Insurance Waiver & Release Form
Emergency medical insurance is provided for each participant of the trip. Participation in medical mission projects can expose participants to illness, accidents, or other dangerous situations. It is the responsibility of each participant to have adequate life, health, or other insurance that is necessary for the trip.
Participants in the mission projects are volunteers and as such are required to sign a waiver and release form which verifies that Centura, its hospitals, Health at Home, and/or the Rocky Mountain Healthcare Foundation are not responsible for any injuries, loss, and/or damage to personal property that may occur during this mission project or tourist excursions.
Trip cancellation insurance is not provided. Participants who wish to have this type of insurance are responsible to purchase their own trip cancellation insurance.
Download the Mission Trip Waiver Release Form.
Vaccinations & Malaria
The following vaccinations are recommended (if you don't already have them):
- Hepatitis A
- Hepatitis B
- Routine Immunizations: tetanus-diphtheria, measles-mumps-rubella, polio, and varicella
If you choose an optional tourist excursion to Chitwan National Park (or other areas in the south) you may also need to take medication for malaria. For this length of trip, Malarone may be a good recommendation.
Travel health references:
Nepal has recently been in the news due to the abdication of the King, general elections, and a new government. The Maoists have joined into political dialogue and have renounced the violence that has disrupted life in Nepal for over 10 years.
Currently the Kathmandu Valley is relatively normal and probably safer than some large cities within the US. Sporadic violence has taken place, though, in the more remote areas of eastern and western Nepal. The US State Department has issued a travel warning encouraging US citizens to acknowledge concern about the potential of lingering security problems, especially in the areas formerly held by the Maoists. Warnings have also been issued for nearly 30 other countries in response to various conditions.
Travel to Kathmandu and Scheer Memorial Hospital is currently safe. The situation, though, will be carefully monitored.
Travel Dress & Decorum
The climate in Banepa is relatively mild. The elevation is around 1500 meters (4500 feet). Buildings, however, are not well heated. Warm clothing, especially at night, is highly recommended. It is best to layer clothing.
As health care professionals and as representatives of Centura Health, dress and decorum should be appropriate. Further details about dress and decorum can be obtained from the Project Director.
International airlines allow for two 50 pound bags of checked luggage. A small carry-on is also allowed. Normally, you can check two bags. We recommend one bag be filled with medical supplies; the second will be for your clothing and personal items.

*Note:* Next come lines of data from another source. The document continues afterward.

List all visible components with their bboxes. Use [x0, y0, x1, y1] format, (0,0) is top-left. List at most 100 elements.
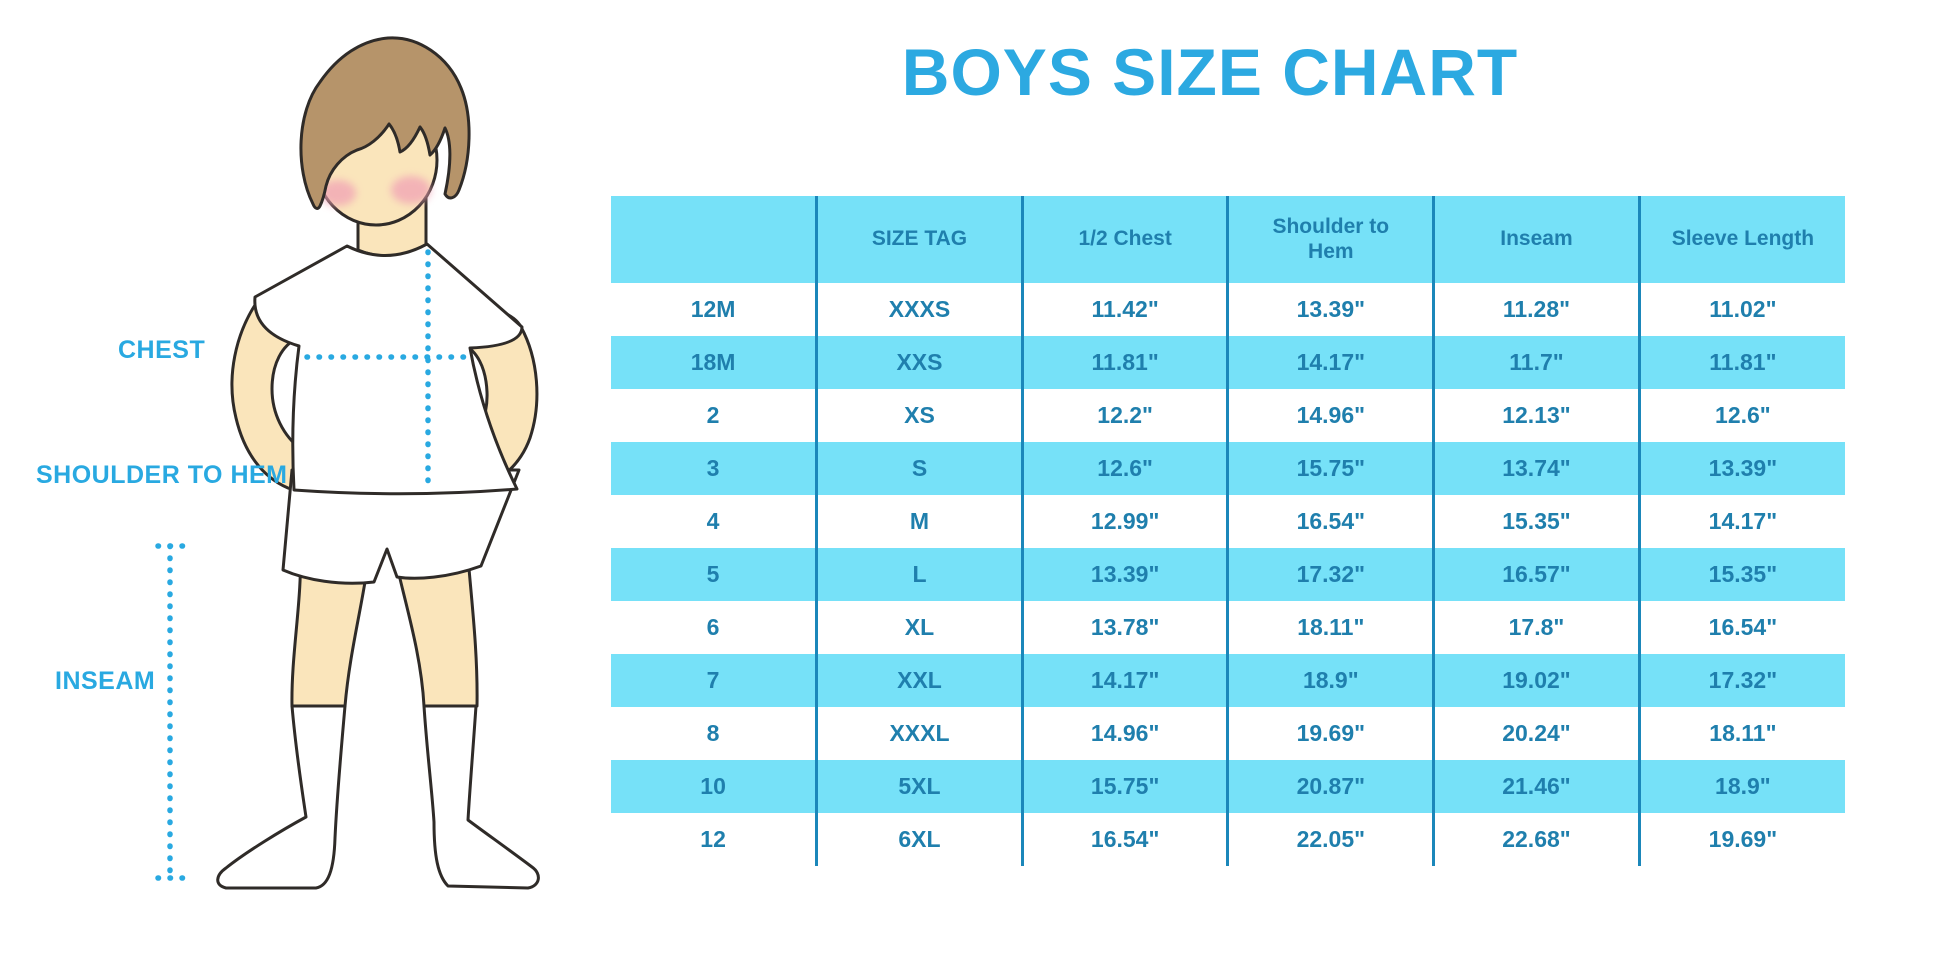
table-cell: 13.78"	[1020, 601, 1228, 654]
table-cell: 8	[706, 720, 720, 746]
table-cell: 2	[706, 402, 720, 428]
table-cell: 15.35"	[1637, 548, 1845, 601]
boy-shorts	[281, 468, 521, 585]
table-cell: 16.54"	[1637, 601, 1845, 654]
boy-hair	[299, 36, 471, 210]
table-cell: 12	[700, 826, 726, 852]
table-cell: 16.54"	[1020, 813, 1228, 866]
size-table-body: 12M XXXS 11.42" 13.39" 11.28" 11.02" 18M XXS 11.…	[611, 283, 1845, 866]
table-cell: 18M	[690, 349, 736, 375]
table-row: 7 XXL 14.17" 18.9" 19.02" 17.32"	[611, 654, 1845, 707]
table-row: 18M XXS 11.81" 14.17" 11.7" 11.81"	[611, 336, 1845, 389]
table-cell: 19.69"	[1226, 707, 1434, 760]
table-cell: 10	[700, 773, 726, 799]
boy-blush-right	[391, 176, 431, 204]
table-cell: 22.68"	[1432, 813, 1640, 866]
page-title: BOYS SIZE CHART	[901, 35, 1519, 109]
col-header-shoulder-to-hem-text: Shoulder to Hem	[1272, 214, 1390, 263]
table-cell: 14.17"	[1637, 495, 1845, 548]
boy-illustration	[155, 36, 540, 890]
table-row: 2 XS 12.2" 14.96" 12.13" 12.6"	[611, 389, 1845, 442]
table-cell: 12.6"	[1637, 389, 1845, 442]
boy-right-sock	[422, 704, 540, 890]
table-cell: XXL	[815, 654, 1023, 707]
table-row: 4 M 12.99" 16.54" 15.35" 14.17"	[611, 495, 1845, 548]
table-cell: 22.05"	[1226, 813, 1434, 866]
table-cell: 13.74"	[1432, 442, 1640, 495]
table-cell: M	[815, 495, 1023, 548]
table-cell: 13.39"	[1226, 283, 1434, 336]
size-table-header: SIZE TAG 1/2 Chest Shoulder to Hem Insea…	[611, 196, 1845, 283]
table-cell: 20.24"	[1432, 707, 1640, 760]
table-cell: L	[815, 548, 1023, 601]
table-row: 6 XL 13.78" 18.11" 17.8" 16.54"	[611, 601, 1845, 654]
col-header-size-tag: SIZE TAG	[815, 196, 1023, 283]
table-cell: 15.75"	[1020, 760, 1228, 813]
col-header-inseam: Inseam	[1432, 196, 1640, 283]
table-cell: 11.81"	[1637, 336, 1845, 389]
table-cell: 7	[706, 667, 720, 693]
table-cell: 11.02"	[1637, 283, 1845, 336]
table-cell: 14.17"	[1020, 654, 1228, 707]
boy-blush-left	[320, 180, 356, 206]
table-cell: 12.99"	[1020, 495, 1228, 548]
table-cell: 19.69"	[1637, 813, 1845, 866]
table-cell: 17.32"	[1226, 548, 1434, 601]
table-cell: 17.32"	[1637, 654, 1845, 707]
table-cell: 19.02"	[1432, 654, 1640, 707]
table-row: 8 XXXL 14.96" 19.69" 20.24" 18.11"	[611, 707, 1845, 760]
table-cell: 4	[706, 508, 720, 534]
table-cell: 6	[706, 614, 720, 640]
table-cell: S	[815, 442, 1023, 495]
boy-left-sock	[216, 704, 347, 890]
table-cell: 13.39"	[1020, 548, 1228, 601]
size-table: SIZE TAG 1/2 Chest Shoulder to Hem Insea…	[611, 196, 1845, 866]
table-cell: 11.28"	[1432, 283, 1640, 336]
table-row: 10 5XL 15.75" 20.87" 21.46" 18.9"	[611, 760, 1845, 813]
table-cell: 11.81"	[1020, 336, 1228, 389]
table-cell: 14.96"	[1226, 389, 1434, 442]
chest-label: CHEST	[118, 336, 206, 364]
col-header-size	[611, 196, 817, 283]
table-cell: 12M	[690, 296, 736, 322]
table-cell: 5	[706, 561, 720, 587]
table-row: 12 6XL 16.54" 22.05" 22.68" 19.69"	[611, 813, 1845, 866]
shoulder-to-hem-label: SHOULDER TO HEM	[36, 461, 288, 489]
table-cell: 3	[706, 455, 720, 481]
table-cell: 14.96"	[1020, 707, 1228, 760]
col-header-sleeve-length: Sleeve Length	[1637, 196, 1845, 283]
table-cell: 11.42"	[1020, 283, 1228, 336]
table-cell: 16.57"	[1432, 548, 1640, 601]
table-row: 3 S 12.6" 15.75" 13.74" 13.39"	[611, 442, 1845, 495]
table-cell: 18.11"	[1637, 707, 1845, 760]
table-cell: 15.75"	[1226, 442, 1434, 495]
table-cell: 17.8"	[1432, 601, 1640, 654]
table-cell: 5XL	[815, 760, 1023, 813]
table-cell: 16.54"	[1226, 495, 1434, 548]
table-cell: 18.9"	[1637, 760, 1845, 813]
col-header-half-chest: 1/2 Chest	[1020, 196, 1228, 283]
table-cell: 21.46"	[1432, 760, 1640, 813]
table-cell: XXS	[815, 336, 1023, 389]
header-row: SIZE TAG 1/2 Chest Shoulder to Hem Insea…	[611, 196, 1845, 283]
table-cell: 12.13"	[1432, 389, 1640, 442]
boy-shirt	[253, 242, 524, 496]
table-cell: 11.7"	[1432, 336, 1640, 389]
table-cell: 6XL	[815, 813, 1023, 866]
col-header-shoulder-to-hem: Shoulder to Hem	[1226, 196, 1434, 283]
table-row: 5 L 13.39" 17.32" 16.57" 15.35"	[611, 548, 1845, 601]
inseam-label: INSEAM	[55, 667, 156, 695]
table-cell: XS	[815, 389, 1023, 442]
table-cell: 12.2"	[1020, 389, 1228, 442]
table-cell: XXXL	[815, 707, 1023, 760]
table-cell: 18.9"	[1226, 654, 1434, 707]
table-cell: 20.87"	[1226, 760, 1434, 813]
table-cell: 18.11"	[1226, 601, 1434, 654]
table-cell: 12.6"	[1020, 442, 1228, 495]
table-cell: 14.17"	[1226, 336, 1434, 389]
table-row: 12M XXXS 11.42" 13.39" 11.28" 11.02"	[611, 283, 1845, 336]
table-cell: 15.35"	[1432, 495, 1640, 548]
table-cell: 13.39"	[1637, 442, 1845, 495]
table-cell: XL	[815, 601, 1023, 654]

Additional Reading & Information
Dr. Thomas Hale, an American surgeon worked at a small hospital in rural Nepal (is some ways very similar to Scheer Memorial Hospital) and wrote an entertaining and informative book about his experience called, "Don't Let the Goats eat the Loquat Trees." He also wrote two other books about his Nepal experiences, "On the Far Side of Liglig Mountain" and "Living Stones of the Himalayas."
Lonely Planet has published some good books about Nepal. The country guide is a good general travel guide for the country. The second, " Nepal: Kathmandu Valley, Chitwan, Annapurna, Mustang, Everest,"is an amazing collection of photos from the main tourist areas.
The BBC and Michael Palin pair-up to provide a good introduction to the entire Himalayan area in this travelogue which is also available on DVD.
To learn more about Nepal, visit the following websites:
For stories about individuals who have made an impact in the world, the following books are also good reads:
- "Mountains Beyond Mountains", the story of Dr. Paul Farmer's work in Haiti, Peru, Russia, and the WHO
- "Three Cups of Tea", the story of Greg Mortenson and his work to establish schools in rural Pakistan and Afghanistan
- "Leaving Microsoft to Change the World", the story of John Wood, founder of "Room to Read."